②ヘッドバンド,サスペンションは簡単に長さ調節ができるものを,スプリング式のものは弾性があり圧迫感,不快感のないものを選んで下さい。
防音耳栓、イヤーマフの選び方
防音耳栓、イヤーマフ 周波数と遮音性能
騒音を85 dB 以下に落とすことで難聴を防ぐことができます。環境で発生している音圧(dB)を調べ,どのくらいの遮音性能が必要かを確認し,防音保護具の遮音値を参考に必要遮音値を上回る遮音性能を持った防音保護具を選択します。

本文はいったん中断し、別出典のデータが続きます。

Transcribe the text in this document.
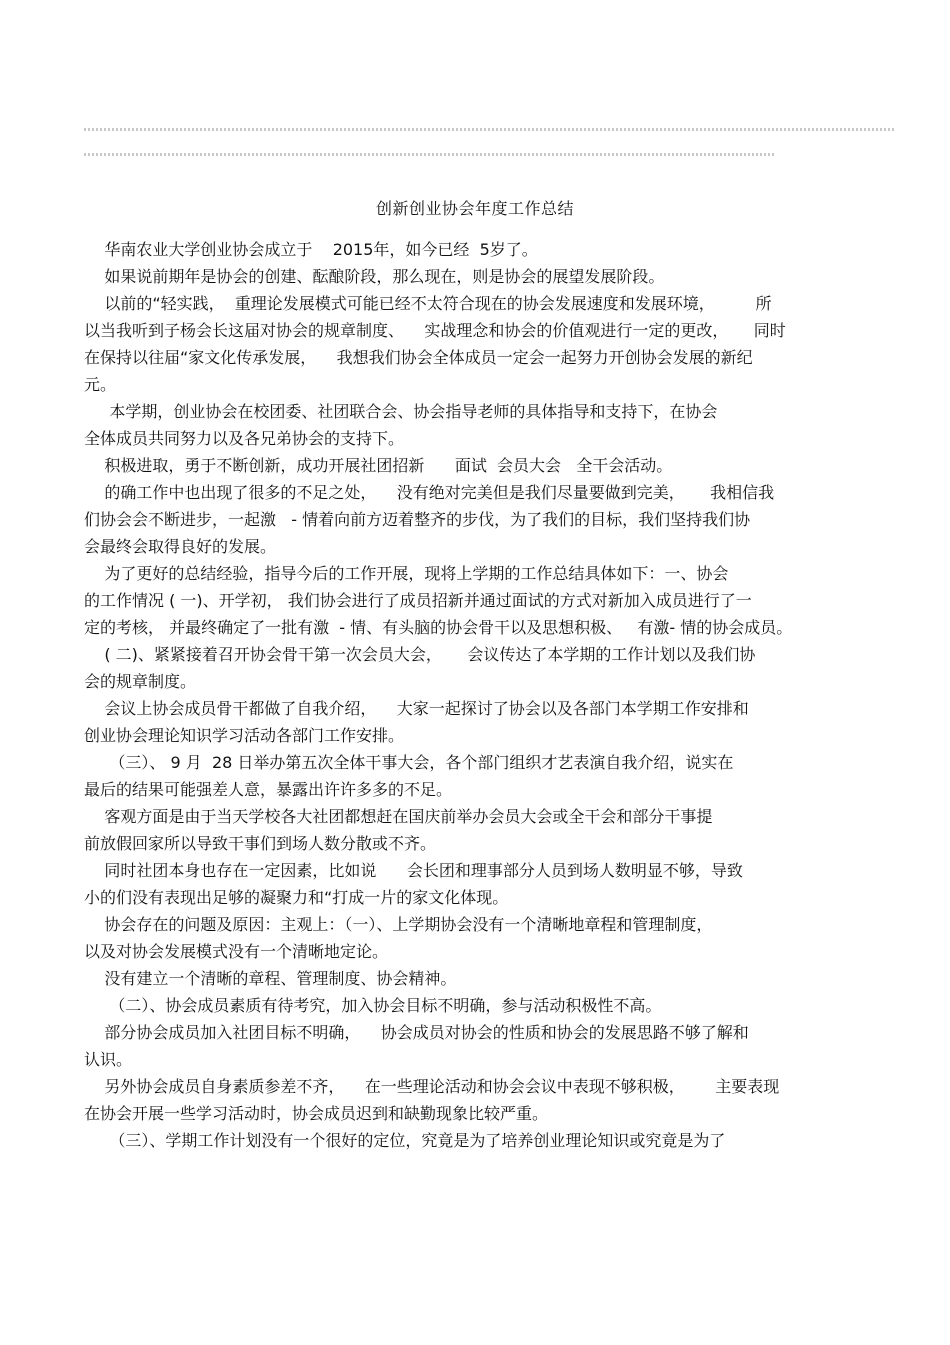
创新创业协会年度工作总结
华南农业大学创业协会成立于    2015年，如今已经  5岁了。
如果说前期年是协会的创建、酝酿阶段，那么现在，则是协会的展望发展阶段。
以前的“轻实践，  重理论发展模式可能已经不太符合现在的协会发展速度和发展环境，        所
以当我听到子杨会长这届对协会的规章制度、    实战理念和协会的价值观进行一定的更改，     同时
在保持以往届“家文化传承发展，    我想我们协会全体成员一定会一起努力开创协会发展的新纪
元。
本学期，创业协会在校团委、社团联合会、协会指导老师的具体指导和支持下，在协会
全体成员共同努力以及各兄弟协会的支持下。
积极进取，勇于不断创新，成功开展社团招新      面试  会员大会   全干会活动。
的确工作中也出现了很多的不足之处，    没有绝对完美但是我们尽量要做到完美，     我相信我
们协会会不断进步，一起激   - 情着向前方迈着整齐的步伐，为了我们的目标，我们坚持我们协
会最终会取得良好的发展。
为了更好的总结经验，指导今后的工作开展，现将上学期的工作总结具体如下：一、协会
的工作情况 ( 一)、开学初， 我们协会进行了成员招新并通过面试的方式对新加入成员进行了一
定的考核， 并最终确定了一批有激  - 情、有头脑的协会骨干以及思想积极、   有激- 情的协会成员。
( 二)、紧紧接着召开协会骨干第一次会员大会，     会议传达了本学期的工作计划以及我们协
会的规章制度。
会议上协会成员骨干都做了自我介绍，    大家一起探讨了协会以及各部门本学期工作安排和
创业协会理论知识学习活动各部门工作安排。
（三）、 9 月  28 日举办第五次全体干事大会，各个部门组织才艺表演自我介绍，说实在
最后的结果可能强差人意，暴露出许许多多的不足。
客观方面是由于当天学校各大社团都想赶在国庆前举办会员大会或全干会和部分干事提
前放假回家所以导致干事们到场人数分散或不齐。
同时社团本身也存在一定因素，比如说      会长团和理事部分人员到场人数明显不够，导致
小的们没有表现出足够的凝聚力和“打成一片的家文化体现。
协会存在的问题及原因：主观上：（一）、上学期协会没有一个清晰地章程和管理制度，
以及对协会发展模式没有一个清晰地定论。
没有建立一个清晰的章程、管理制度、协会精神。
（二）、协会成员素质有待考究，加入协会目标不明确，参与活动积极性不高。
部分协会成员加入社团目标不明确，    协会成员对协会的性质和协会的发展思路不够了解和
认识。
另外协会成员自身素质参差不齐，    在一些理论活动和协会会议中表现不够积极，      主要表现
在协会开展一些学习活动时，协会成员迟到和缺勤现象比较严重。
（三）、学期工作计划没有一个很好的定位，究竟是为了培养创业理论知识或究竟是为了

必要以上に遮音性能の高いものを選ぶと,緊急時の注意音を聞き漏らすことがあるの
で注意が必要です。
*下記のサイトに耳栓の遮音性能比較を記載しています。参考にしてください。
『耳栓 とイヤーマフでおすすめの防音対策を紹介』
防音耳せん、イヤーマフの選び方のポイント
作業場の周波数毎の騒音レベルに対して、使用する防音保護具の遮音効果が適合しているかをチェックするための参考例(表2)があります。
このチェックの手順は以下のとおりです。
① 作業場所の周波数分析による騒音測定を行う。
② 防音保護具の取扱い説明書等に記載されている平均遮音値と標準偏差を確認する。
③ 周波数帯域の騒音測定値を以下の式より計算する。
計算値(周波数帯域毎)=騒音測定値ー平均遮音値+標準偏差
④ 防音保護具使用時の騒音レベルを下記の式より求める。
防音保護具使用時の騒音レベル(⑧)=10log (10(①/10)+10(②/10)+10(③/10)+10(④/10)+10(⑤/10)+10(⑥/10)+10(⑦/10)
⑤ 防音保護具使用時の騒音レベルが85デシベル未満であれば、この防音保護具が使用できることとなる。

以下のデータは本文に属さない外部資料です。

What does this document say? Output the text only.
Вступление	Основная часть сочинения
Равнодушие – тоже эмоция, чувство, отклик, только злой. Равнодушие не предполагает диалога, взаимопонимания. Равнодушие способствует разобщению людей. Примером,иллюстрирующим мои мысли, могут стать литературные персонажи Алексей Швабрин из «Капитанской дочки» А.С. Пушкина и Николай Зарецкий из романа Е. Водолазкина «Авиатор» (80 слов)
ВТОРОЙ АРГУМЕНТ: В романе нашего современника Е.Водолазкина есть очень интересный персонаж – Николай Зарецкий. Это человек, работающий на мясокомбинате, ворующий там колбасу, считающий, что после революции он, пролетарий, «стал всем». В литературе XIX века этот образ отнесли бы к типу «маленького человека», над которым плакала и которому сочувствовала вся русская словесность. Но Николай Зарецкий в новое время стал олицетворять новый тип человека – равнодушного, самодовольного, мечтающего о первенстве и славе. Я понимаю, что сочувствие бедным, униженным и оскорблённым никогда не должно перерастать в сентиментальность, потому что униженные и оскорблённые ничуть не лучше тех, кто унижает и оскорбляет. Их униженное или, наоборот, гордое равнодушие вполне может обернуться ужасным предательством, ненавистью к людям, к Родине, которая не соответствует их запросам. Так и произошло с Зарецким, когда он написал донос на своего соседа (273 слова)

表2は作業現場の騒音レベルと防音保護具の遮音値の例を示して、上記④の計算を行った結果を示しています。この条件では防音保護具使用時の騒音レベルは66・7デシベルになり85デシベル未満であるため、使用が可能となります。
表2 防音保護具使用時の騒音レベルの計算(例)
周波数 (HZ) | 125 | 250 | 500 | 1000 | 2000 | 4000 | 8000 | 合計 |
測定値 (dB) | 82.8 | 91.6 | 93.5 | 95.1 | 92.8 | 86.5 | 73.9 | 99.8 |
平均遮音値 (dB) | 33.2 | 33.8 | 36.8 | 36.6 | 39.5 | 43.8 | 47.6 | |
標準偏差 | 3.3 | 3.4 | 3.2 | 3.6 | 3.6 | 4.1 | 4.1 | |
計算値 (測定値一平均遮音値十標 準偏差) | 52,9-① | 61.2-② | 59.9-③ | 62.1-④ | 56.9-⑥ | 46.8-⑥ | 30.3-⑦ | 66.7-⑧ |
防音耳せん、イヤーマフ形状等について|耳 小さい |子供用
耳に良くなじみ,口を開閉したときに圧迫感のないもの,使用中にはずれないもの,皮膚に障害のないものを選びます。
耳の形状には個人差がありますので,同じ耳栓を使用していても,人によってはフィットしづらく遮音効果が異なる場合や,示されている遮音性能が担保できない場合もあります。正しく装着できていないと効果は発揮されません。